Blaise Pascal: biography
The future scientist was born in the family of the chairman of the financial and judicial chamber in June 1623. Already in his youth, Blaise Pascal showed interest and talent for

research activities. The first treatise on Euclidean geometry came out of his pen when the guy was only 16 years old. And at the age of 19, he designed his first version of the computational mechanism. By the way, this his passion later gave Europe even more advanced calculating machines. Today, Blaise Pascal is rightfully considered the founder of cybernetics and one of the most important scientists of world history, along with Newton, Descartes or Planck. However, the list of his achievements is very wide. In 1634, Evangelisto Torricelli, on behalf of his teacher Galileo Galilei, through the famous experience, was the first in the world to discover the phenomenon of atmospheric pressure.
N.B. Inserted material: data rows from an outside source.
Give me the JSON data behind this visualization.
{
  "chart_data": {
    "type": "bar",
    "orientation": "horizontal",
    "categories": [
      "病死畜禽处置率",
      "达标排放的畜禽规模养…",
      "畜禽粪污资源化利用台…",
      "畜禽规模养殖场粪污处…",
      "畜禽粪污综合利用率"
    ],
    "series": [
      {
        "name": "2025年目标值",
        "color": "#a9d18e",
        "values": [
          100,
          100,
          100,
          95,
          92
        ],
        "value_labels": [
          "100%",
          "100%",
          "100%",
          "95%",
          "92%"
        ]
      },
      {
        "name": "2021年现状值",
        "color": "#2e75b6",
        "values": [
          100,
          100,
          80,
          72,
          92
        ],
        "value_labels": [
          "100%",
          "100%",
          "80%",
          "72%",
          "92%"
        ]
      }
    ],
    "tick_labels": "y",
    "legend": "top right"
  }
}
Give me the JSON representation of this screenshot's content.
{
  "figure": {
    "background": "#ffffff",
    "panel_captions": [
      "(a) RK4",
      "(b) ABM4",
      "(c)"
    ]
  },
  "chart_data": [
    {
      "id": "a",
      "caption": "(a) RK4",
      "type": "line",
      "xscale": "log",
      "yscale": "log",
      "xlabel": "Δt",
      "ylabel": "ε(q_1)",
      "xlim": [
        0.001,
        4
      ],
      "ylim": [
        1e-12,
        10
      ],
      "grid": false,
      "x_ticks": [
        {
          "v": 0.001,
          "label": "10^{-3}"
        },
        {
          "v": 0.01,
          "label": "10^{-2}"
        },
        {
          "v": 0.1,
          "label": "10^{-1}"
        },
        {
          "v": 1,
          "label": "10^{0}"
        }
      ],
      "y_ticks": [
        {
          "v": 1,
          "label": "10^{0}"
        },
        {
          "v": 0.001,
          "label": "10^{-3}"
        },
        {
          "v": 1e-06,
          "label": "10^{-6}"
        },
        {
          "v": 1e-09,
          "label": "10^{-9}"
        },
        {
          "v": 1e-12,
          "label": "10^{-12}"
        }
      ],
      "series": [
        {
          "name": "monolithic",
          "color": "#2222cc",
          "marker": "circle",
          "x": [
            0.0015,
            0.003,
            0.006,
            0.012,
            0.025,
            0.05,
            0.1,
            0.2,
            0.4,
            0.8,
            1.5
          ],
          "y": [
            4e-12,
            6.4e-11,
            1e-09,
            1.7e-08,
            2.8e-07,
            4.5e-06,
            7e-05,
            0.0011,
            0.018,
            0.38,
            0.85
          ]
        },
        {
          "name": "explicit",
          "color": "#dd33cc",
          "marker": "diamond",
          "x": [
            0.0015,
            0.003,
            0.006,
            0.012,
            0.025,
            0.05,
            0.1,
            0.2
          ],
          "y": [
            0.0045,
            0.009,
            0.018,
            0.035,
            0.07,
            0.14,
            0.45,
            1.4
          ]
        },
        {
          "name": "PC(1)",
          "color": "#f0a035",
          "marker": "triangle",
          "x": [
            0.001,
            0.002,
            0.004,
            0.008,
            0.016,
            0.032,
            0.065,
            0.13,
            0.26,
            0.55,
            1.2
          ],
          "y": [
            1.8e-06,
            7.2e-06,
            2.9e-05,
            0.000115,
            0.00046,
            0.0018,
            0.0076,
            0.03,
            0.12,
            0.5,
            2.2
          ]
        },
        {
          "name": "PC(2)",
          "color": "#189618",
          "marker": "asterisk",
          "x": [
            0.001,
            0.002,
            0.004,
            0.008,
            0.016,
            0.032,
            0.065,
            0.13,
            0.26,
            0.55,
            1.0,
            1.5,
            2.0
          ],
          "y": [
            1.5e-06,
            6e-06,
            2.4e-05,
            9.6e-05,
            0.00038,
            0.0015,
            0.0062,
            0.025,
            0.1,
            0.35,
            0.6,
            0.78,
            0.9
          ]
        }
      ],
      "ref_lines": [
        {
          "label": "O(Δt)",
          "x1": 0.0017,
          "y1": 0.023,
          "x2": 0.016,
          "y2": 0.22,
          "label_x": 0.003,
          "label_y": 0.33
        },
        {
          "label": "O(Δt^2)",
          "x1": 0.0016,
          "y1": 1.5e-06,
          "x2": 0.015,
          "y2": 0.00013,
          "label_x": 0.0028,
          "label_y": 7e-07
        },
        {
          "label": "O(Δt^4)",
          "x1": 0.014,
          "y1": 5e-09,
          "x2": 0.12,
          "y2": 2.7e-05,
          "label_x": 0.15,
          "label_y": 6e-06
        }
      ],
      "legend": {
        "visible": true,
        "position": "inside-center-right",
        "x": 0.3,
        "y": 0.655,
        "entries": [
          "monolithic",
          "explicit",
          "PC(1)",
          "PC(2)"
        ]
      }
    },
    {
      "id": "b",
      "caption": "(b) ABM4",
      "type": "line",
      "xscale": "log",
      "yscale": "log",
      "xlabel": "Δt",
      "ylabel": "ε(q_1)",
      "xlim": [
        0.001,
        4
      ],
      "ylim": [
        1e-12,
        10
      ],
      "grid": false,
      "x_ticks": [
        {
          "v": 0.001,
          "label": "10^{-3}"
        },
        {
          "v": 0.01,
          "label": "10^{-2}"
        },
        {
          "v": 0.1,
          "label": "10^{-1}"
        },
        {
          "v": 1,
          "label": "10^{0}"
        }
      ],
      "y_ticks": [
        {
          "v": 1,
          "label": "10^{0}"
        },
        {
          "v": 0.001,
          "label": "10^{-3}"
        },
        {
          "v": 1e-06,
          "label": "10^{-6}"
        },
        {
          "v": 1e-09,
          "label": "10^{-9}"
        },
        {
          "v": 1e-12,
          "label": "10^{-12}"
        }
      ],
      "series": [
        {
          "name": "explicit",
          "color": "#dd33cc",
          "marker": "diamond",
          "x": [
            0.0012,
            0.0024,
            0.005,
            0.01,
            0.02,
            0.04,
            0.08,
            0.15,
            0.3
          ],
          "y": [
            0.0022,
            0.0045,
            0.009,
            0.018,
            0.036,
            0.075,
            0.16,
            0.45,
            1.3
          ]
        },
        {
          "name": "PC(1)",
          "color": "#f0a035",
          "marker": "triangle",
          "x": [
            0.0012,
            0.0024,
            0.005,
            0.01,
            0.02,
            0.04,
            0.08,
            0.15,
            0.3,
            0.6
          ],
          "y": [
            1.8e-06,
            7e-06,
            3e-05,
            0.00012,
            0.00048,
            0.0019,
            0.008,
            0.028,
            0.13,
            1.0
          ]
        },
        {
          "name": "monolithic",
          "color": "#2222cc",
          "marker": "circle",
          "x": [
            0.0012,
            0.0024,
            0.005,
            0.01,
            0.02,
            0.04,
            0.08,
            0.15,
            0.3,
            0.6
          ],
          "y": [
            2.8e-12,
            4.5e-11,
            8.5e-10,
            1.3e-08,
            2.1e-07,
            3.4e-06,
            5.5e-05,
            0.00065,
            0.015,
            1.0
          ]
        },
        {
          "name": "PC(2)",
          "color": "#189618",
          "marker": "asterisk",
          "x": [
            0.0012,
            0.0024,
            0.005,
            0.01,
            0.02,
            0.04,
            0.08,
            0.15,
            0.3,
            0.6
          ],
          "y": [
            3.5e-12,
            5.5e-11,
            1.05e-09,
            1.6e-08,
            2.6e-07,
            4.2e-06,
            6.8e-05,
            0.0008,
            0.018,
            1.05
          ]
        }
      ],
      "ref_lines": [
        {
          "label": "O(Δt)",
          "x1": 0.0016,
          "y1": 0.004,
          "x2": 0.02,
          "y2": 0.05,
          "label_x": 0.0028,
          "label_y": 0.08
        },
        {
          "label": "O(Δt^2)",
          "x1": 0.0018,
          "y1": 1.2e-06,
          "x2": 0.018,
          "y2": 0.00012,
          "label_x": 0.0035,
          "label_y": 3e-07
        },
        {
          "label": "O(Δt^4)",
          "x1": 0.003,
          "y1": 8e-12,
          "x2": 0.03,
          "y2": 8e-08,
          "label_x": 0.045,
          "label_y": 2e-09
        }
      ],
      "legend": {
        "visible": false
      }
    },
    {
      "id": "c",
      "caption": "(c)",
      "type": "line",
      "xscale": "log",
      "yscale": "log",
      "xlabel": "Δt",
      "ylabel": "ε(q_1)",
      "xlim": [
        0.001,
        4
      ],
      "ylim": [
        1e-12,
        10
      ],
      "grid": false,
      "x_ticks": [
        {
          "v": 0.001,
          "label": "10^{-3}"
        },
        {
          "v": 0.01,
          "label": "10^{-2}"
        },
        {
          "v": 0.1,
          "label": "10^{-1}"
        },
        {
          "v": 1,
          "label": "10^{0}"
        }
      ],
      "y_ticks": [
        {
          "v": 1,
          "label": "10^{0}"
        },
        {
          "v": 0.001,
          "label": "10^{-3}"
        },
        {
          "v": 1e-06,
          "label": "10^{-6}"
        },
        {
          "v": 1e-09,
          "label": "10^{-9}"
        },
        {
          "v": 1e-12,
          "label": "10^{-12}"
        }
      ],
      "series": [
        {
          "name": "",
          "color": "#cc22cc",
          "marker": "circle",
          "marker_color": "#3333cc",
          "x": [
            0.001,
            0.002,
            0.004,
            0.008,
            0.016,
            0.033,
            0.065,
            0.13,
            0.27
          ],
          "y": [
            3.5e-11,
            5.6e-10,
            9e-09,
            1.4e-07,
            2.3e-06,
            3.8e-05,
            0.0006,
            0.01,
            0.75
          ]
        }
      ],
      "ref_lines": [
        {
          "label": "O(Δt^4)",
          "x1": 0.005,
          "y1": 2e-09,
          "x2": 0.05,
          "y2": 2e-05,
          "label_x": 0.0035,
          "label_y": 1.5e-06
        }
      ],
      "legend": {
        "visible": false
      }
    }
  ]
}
However, the results were not immediately and not fully accepted by science. Torricelli used a glass tube in which there was a vacuum and which was immersed with its open end in a vessel of water. Under air pressure, water โescapedโ into this tube, where there was no vacuum. Blaise Pascal was the first to fully understand the significance of the experiment, the existence of atmospheric pressure and its differences at different
heights above sea level (as air becomes increasingly thinner). The life of the scientist from 1652 to 1654 is called secular by biographers. An interesting detail of his biography is the case when a friend asked him a question about gambling and options for the loss of dice or cards. This was so interesting for the philosopher that the topic was launched into scientific circulation. Together with another famous mathematician, Pierre Fermi, the scientist laid the foundation for probability theory. In the same period of his life, the famous
Pascal triangle and the concept of combinatorics associated with it were created.
Blaise Pascal: Philosophy
Along with an inquiring mind comprehending the surrounding physical world, the thinker also had a well-supported worldview position. His biographers distinguish two periods in life when Pascal turned to religion. However, this did not mean for him a detachment from a rationalistic approach to the world. B 1645-1658

years, the great Frenchman was at the center of the theological struggle of two movements: the Jesuits and the Jansenites. The result was his work, known today as the โLetters of the Provincial,โ where Pascal took the side of the latter, criticizing Jesuit dogmatic theology from the standpoint of rationalism. In addition to presenting the philosophical views of the scientist, this work is also valuable from a literary point of view. In the late 1650s, the scientist's health deteriorated sharply. In the last years of his life, the researcher experienced severe headaches and a sharp general weakening. Despite this, he almost until the last days of his life realized himself as an inventor. So, he belongs to the idea of โโthe first public transport - omnibus, which was launched in Paris in the spring of 1662, just six months before Pascal's death.